Было видно, что Фишу это польстило, но он сказал:

— Нет, что ты! — Даже напускная скромность Фиша была пропитана ощущением собственной важности и самодовольства. Доктор Доу раздраженно вздохнул, а Фиш добавил: — Лучший в мире злодей — это Коппелиус Трогмортон, а я… просто скромный и ни на что не претендующий…

— Грабитель банков?

— Я хотел сказать авантюрист, доктор, — рассмеялся Фиш. — Но вы такой педантичный джентльмен, что с вами спорить решительно невозможно!

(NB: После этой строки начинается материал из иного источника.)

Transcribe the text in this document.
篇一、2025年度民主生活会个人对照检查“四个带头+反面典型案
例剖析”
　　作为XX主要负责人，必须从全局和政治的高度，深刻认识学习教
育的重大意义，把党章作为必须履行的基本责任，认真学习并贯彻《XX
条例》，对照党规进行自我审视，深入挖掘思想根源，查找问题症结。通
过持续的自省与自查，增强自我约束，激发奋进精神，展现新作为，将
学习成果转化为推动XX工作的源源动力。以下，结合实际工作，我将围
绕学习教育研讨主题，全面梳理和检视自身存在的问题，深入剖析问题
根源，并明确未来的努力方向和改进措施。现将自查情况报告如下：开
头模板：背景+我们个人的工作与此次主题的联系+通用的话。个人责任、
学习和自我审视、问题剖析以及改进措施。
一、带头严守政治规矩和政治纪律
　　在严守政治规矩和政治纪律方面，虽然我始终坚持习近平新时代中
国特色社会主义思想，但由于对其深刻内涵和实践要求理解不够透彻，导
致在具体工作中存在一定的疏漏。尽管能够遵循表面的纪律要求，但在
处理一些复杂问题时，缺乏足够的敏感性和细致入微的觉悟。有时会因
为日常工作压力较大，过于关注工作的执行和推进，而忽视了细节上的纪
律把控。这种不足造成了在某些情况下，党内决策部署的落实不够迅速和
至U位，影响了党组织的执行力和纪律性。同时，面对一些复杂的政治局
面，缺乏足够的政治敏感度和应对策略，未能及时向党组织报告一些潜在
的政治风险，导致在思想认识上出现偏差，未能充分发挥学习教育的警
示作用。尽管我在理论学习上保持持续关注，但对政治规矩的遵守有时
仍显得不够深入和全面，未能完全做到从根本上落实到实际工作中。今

— Со мной и с теми типами, которые пытались вас застрелить… — проворчал доктор, но никто не обратил на его слова внимания. Еще бы, ведь в дело вступил Джаспер:

— Расскажите нам все, мистер Фиш! Откуда у вас механические крылья и как ими управлять? И как это вы так высоко прыгаете? А вы можете запрыгнуть на дом? А откуда у вас гремлины? А как вы проникли в банк? И где вы храните денежки Ригсбергов? А Машина Счастья? А мистер Блохх? И еще — на что бы вы потратили миллион?

Фиш рассмеялся.

— О, столько вопросов… это настоящая бомбардировка. Прямо как в выпуске «Война за один фунт», где мистер Суон, пытался переправить важные сведения через страну, которую постоянно бомбили…

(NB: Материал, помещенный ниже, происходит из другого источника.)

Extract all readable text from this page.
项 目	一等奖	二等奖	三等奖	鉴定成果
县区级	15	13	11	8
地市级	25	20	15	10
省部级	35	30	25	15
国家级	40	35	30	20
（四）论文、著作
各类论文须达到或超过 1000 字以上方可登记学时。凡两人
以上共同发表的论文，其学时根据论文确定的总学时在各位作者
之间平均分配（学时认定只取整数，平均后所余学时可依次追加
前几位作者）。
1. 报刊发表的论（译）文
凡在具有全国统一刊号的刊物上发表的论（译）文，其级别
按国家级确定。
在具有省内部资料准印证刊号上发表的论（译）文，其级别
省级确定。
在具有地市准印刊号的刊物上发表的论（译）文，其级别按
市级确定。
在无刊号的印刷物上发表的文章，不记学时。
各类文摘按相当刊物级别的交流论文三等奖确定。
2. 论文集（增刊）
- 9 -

Доктор Доу закатил глаза, а Джаспер, казалось, сейчас потеряет сознание от восторга.

— Мистер Фиш, вы тоже читаете «Роман-с-продолжением»?

— Стараюсь не пропускать ни одного выпуска.

— Мистер Фиш… — многозначительно сказал доктор Доу.

— Да-да. Вопросы. Но сперва…

Он поднялся из кресла и подошел к недоуменному доктору и протянул ему руку.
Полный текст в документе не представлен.